When it comes to the doubting, we can assume that the shock of the crucifixion and the apparent abject failure of the Jesus movement, throw Thomas into a crisis of disbelief. But as with so many others in the Gospels, simply the encounter with Jesus in a tense and intimate moment, is enough to bring Thomas to full knowledge and belief. It real point, however, is revealed in Jesus’ somewhat implausible (in reporting terms) coda; “Blessed are those that believe without seeing”. This is, of course, the major point of writing the Gospel- for the benefit of those who did not encounter Jesus in the flesh.
The brief passage we heard from the book of Job, follows the famously powerful descriptions of the strength of the Leviathan and Behemoth- probably Crocodile and Hippopotamus. Job is silenced in awe of the creator of these terrifying beasts. He has come through appalling suffering and resisted the advice of his friends to challenge God and now his response is a literally awe filled humility. This is perhaps something like the experience we might have (without the previous suffering) before some natural wonder, a great mountain or the lush green of an oasis; or some divinely proportioned building or heavenly harmony, but most perhaps in an event such as the birth of a child, falling in love or witnessing an incredible act of kindness and self-sacrifice. These may leave us, like Job, or Thomas, speechless.
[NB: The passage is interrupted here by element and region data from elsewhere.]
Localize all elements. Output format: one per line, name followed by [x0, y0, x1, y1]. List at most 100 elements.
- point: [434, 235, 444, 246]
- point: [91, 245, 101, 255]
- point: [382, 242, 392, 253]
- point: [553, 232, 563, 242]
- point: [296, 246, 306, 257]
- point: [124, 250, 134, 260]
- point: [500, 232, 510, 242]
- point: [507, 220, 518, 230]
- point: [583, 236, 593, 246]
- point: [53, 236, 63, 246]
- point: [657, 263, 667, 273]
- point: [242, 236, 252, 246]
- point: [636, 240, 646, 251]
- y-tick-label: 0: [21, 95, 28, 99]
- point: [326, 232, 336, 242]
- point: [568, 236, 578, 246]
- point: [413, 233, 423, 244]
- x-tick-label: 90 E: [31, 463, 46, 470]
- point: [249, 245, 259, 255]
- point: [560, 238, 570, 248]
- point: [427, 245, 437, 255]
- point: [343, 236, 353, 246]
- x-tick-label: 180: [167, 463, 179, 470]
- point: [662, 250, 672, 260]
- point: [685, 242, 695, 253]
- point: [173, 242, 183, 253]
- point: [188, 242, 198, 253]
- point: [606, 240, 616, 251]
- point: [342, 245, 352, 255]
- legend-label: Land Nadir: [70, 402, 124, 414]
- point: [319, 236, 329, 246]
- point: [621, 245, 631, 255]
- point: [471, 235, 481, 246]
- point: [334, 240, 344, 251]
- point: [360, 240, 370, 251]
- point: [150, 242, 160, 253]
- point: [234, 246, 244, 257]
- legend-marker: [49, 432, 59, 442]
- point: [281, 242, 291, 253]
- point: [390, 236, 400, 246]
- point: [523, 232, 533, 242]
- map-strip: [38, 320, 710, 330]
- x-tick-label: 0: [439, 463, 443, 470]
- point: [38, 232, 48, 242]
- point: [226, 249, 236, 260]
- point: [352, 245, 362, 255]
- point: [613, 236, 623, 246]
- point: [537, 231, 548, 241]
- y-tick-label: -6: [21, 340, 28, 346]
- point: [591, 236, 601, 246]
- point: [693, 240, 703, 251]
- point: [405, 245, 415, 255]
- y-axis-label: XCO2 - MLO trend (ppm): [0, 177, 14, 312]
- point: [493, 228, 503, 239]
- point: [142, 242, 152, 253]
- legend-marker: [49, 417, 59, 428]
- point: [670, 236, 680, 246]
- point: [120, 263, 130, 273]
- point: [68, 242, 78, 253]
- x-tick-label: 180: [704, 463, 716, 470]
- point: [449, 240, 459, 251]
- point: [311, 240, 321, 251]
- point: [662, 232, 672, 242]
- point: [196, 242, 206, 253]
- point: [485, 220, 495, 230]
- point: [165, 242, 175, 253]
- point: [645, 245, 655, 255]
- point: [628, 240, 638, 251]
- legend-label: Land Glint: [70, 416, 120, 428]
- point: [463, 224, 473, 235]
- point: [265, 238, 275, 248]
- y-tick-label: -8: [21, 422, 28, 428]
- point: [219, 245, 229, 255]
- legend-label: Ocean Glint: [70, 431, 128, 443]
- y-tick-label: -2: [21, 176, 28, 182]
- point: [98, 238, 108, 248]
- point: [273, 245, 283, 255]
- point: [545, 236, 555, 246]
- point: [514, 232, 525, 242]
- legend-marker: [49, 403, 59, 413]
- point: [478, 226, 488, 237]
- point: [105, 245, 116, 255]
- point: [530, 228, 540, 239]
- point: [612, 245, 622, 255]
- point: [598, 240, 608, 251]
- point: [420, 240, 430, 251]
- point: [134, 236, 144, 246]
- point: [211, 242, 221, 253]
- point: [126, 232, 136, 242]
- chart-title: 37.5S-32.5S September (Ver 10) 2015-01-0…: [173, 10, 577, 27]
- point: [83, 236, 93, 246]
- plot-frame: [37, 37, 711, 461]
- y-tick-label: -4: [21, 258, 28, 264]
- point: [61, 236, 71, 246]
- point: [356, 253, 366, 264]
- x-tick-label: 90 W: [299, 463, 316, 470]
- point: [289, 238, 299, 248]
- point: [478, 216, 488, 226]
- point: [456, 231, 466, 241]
Thomas may be wordless after his out bursting declaration but like others who witness the Godhead in Jesus, responds in action. We witness the work of God and are inspired to attempt to respond with our own works. For Thomas it meant evangelising India. For Job it
was restoration of his fortune, and another 140 years of life. A warning, I suggest, that one should be very careful in what one wishes for.
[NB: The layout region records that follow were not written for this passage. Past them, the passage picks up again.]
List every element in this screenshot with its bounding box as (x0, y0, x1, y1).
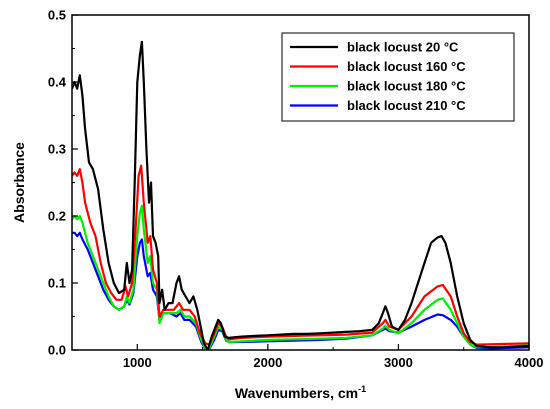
x-tick-label: 3000 (384, 355, 413, 370)
y-tick-label: 0.4 (48, 75, 67, 90)
legend-label-2: black locust 180 °C (347, 79, 466, 94)
y-tick-label: 0.5 (48, 8, 66, 23)
x-tick-label: 4000 (515, 355, 544, 370)
legend: black locust 20 °C black locust 160 °C bla… (281, 32, 515, 122)
y-tick-label: 0.3 (48, 142, 66, 157)
series-line-0 (72, 40, 529, 350)
x-axis-title-superscript: -1 (358, 384, 366, 394)
series-line-2 (72, 204, 529, 350)
y-tick-label: 0.2 (48, 209, 66, 224)
y-tick-label: 0.0 (48, 343, 66, 358)
ticks-layer: 1000 2000 3000 4000 0.0 0.1 0.2 0.3 0.4 0.5 (48, 8, 544, 371)
x-axis-title: Wavenumbers, cm-1 (235, 384, 366, 401)
legend-label-3: black locust 210 °C (347, 98, 466, 113)
x-axis-title-main: Wavenumbers, cm (235, 385, 358, 401)
plot-layer (72, 40, 529, 350)
x-tick-label: 2000 (253, 355, 282, 370)
series-line-1 (72, 164, 529, 346)
y-tick-label: 0.1 (48, 276, 66, 291)
legend-label-1: black locust 160 °C (347, 59, 466, 74)
x-tick-label: 1000 (123, 355, 152, 370)
legend-label-0: black locust 20 °C (347, 40, 459, 55)
y-axis-title: Absorbance (11, 142, 27, 223)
If Job’s experience takes us away from the intimate immediacy of Thomas ‘experience, Peter’s exhortation brings us back to the Gospel as both the medium and the message of Christian faith. As Jesus remarks, we will not all see God, but yet we can believe. Peter is conscious that his readers have not seen Jesus. They know about him through teaching and perhaps writing too; certainly they know something about him through the predictions of the prophets (and we must suppose that his readers are in the Jewish). They probably knew their Old Testament rather better than most of us do, but they are essentially in the same place that we are. We too are conscious, or should be, that we are “inheritors of a new birth into a living hope by the resurrection”. And yet the revelation is not complete; there is much work to do and trials to undergo before we see (as I think we would put it) God’s will done on earth as it is in heaven. The trust that enables us “to reap the harvest of [our] faith, that is, the salvation of our souls”- that “joy too great for words” is based essentially on second hand experience and analysis; that is reading the Gospels and the Christian writers who have followed and are still writing and interpreting the 2000 year old story into present and equally vital relevance. What, in my feeble way, I’m trying to do now.
Job and Peter would seem to be entirely different indeed opposite approaches, the one based in subjective experience, and the other the response to others’ record and thoughts. They are certainly different but not mutually exclusive. All our experiences are formed in part by our background knowledge, conscious and unconscious; if we have the luck to have a divine experience it will have been shaped by our reading and what we have been told, but more importantly it will in turn inform our reflection and intellectual understanding. We need both, and to both our response will be to try to live the Gospel in our lives. And as it was with Thomas, we should expect that response to be a process, perhaps a lifelong one, but certainly a fulfilling one. Amen.